En el quiosco de ‘La Mari’ viví mil historias y pasé tantas horas que no podría sumarlas. Descubrí sueños vestidos de azúcar y gasté durante años una propina que fue creciendo en pesetas a medida que yo sumaba centímetros. En aquellos escasos cinco metros cuadrados compré cientos de chucherías en las que me centraba durante la misa obligatoria de las once cada domingo, aunque después tardara más de quince minutos en escogerlas.

Como Emy en ‘Mujercitas’, adoraba aquel ritual de selección y me recreaba mientras silabeaba los nombres imposibles de aquellas delicias: masquis, fresquitos, chupa-chups de Kojak, judías, supositorios, palotes, Sugus o fresas de pica-pica que delicadamente se colaban en aquellas bolsitas alargadas que nunca llegaban a casa. También estaban los Triskys, los Risketos, los gusanitos o los paquetes de cigarritos de chocolate con los que imitábamos a nuestros padres entre falsas caladas y que nos comíamos con el papel incluido. En verano, los flashes, aquellas simples barritas de hielo, eran los protagonistas absolutos y cuando tenía la suerte de pillar a mis padres de buenas caía algún bollo jugoso, cuentos y cómics que convertían ese día, fuese el que fuese, en el más importante de la semana.

Eran tiempos en los que mi mundo se reducía al colegio y a la manzana de mi casa, en los que no me permitían cruzar la carretera sola y donde debía ir siempre de la mano de mi hermana, aunque para ella fuese un tormento cargar conmigo. Estaba segura de que si cantaba por la calle en algún momento sonaría alguna música y creía firmemente en la presencia de gnomos y de otros seres diminutos. En los 80 los niños éramos libres, teníamos solo algunos juegos de mesa y, con suerte, una Barbie destartalada, pero nos divertíamos lanzándonos globos de agua que llenábamos en las fuentes del barrio hasta calarnos los huesos y merendábamos en la calle bocadillos de embutido que nos intercambiábamos.

A mí no me dejaban bajar demasiado porque, como dice mi madre, me marchaba con todo el mundo y era capaz de irme de bares con el vecino de arriba para imitar a Marisol sobre las mesas o de desaparecer durante horas para descubrir los sabores exóticos de las frutas traídas de Cuba de una familia que conocí mientras jugaba en los columpios. Por eso el quiosco se convirtió en mi casa y en un refugio donde leer revistas, ojear periódicos fingiendo que los entendía y compartir confidencias con los hijos de ‘La Mari’, mientras colaba alguna gominola con poco disimulo en mis bolsillos. Nuestra relación era tan familiar que me inventé que eran mis primos, porque los míos estaban repartidos en otras capitales y los veía poco. Con ellos descubrí que había señores que discutían por lo que decía la prensa y que el pan debía estar siempre tras el mostrador para evitar que lo apretasen para analizar su nivel de tueste. Después comencé a ayudar y a despachar con más o menos gracia colecciones de fascículos imposibles, cromos de fútbol e, incluso, a hacer quinielas, al principio con sellos y después con una gran máquina que tardé lo mío en dominar.
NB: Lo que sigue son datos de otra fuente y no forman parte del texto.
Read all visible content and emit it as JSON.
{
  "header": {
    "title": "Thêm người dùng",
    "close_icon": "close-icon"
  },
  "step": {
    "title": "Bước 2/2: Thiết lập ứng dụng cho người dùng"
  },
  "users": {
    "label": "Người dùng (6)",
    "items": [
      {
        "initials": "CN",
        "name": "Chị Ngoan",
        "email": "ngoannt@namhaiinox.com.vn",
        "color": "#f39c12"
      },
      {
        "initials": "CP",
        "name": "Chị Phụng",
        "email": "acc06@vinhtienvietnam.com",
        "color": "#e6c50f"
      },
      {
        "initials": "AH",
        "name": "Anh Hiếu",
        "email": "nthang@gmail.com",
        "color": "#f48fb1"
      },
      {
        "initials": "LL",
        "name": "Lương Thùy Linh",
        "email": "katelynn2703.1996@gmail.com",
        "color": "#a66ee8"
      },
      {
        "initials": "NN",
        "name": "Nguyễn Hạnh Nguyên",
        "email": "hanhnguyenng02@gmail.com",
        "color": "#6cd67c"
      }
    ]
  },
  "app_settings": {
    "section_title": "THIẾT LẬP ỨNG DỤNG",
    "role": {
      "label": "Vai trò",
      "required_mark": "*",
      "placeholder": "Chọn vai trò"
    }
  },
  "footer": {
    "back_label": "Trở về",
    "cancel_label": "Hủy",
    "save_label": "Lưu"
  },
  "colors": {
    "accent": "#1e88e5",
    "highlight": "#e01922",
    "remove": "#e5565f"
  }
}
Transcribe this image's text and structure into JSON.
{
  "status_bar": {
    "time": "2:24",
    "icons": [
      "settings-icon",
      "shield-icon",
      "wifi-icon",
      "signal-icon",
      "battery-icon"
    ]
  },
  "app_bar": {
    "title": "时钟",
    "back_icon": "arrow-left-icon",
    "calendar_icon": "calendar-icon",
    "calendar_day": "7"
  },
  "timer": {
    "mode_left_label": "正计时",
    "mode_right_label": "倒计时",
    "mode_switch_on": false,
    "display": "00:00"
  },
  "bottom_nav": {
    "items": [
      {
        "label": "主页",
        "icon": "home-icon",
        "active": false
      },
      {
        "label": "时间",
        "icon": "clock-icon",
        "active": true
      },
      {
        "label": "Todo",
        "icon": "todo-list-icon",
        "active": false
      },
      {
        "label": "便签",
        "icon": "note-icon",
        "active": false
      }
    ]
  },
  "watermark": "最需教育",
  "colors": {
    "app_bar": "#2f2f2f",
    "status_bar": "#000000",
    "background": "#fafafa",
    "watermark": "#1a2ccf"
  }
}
El quiosco de ‘La Mari’ fue un universo en el que después, ya en la adolescencia, leí mis primeros reportajes de investigación a lomos de revistas para mayores, cuando mi madre comenzó a trabajar allí, más por amistad y costumbre que por necesidad. Los sábados bajaba a echarle una mano a cambio de quinientas pesetas, que engrosaban mi paga semanal y que invertía en libros o perfumes.

De aquel quiosco en Aranda, parte de mi ADN y de mi historia, salieron mis primeros soldados paracaidistas, colecciones que todavía conservo como las de El Libro Gordo de Petete, Érase una Vez la Vida, Érase una Vez el Cuerpo Humano o Cuentos de Disney. Allí recogía cada semana la Muy Interesante y el Diario de Burgos cada mediodía para ganarme un colín de pan y una sonrisa. Tengo en la nariz el olor de aquel calefactor tan necesario en los fríos inviernos y el sabor de unos regalices que nunca más me sabrán igual, porque los colores de nuestra infancia son en este año sombrío más brillantes que nunca. Allí, entre verdes y rojos, fue donde decidí que quería ser periodista para que mis letras cobrasen vida y fuesen la lectura dominical de personas anónimas con las que compartir secretos. Así que hoy, si les parece, vamos a ponernos cara y a permitirnos algún capricho, en homenaje a aquellos niños que fuimos y que sabían ver la magia en el canto de una simple moneda de cinco duros.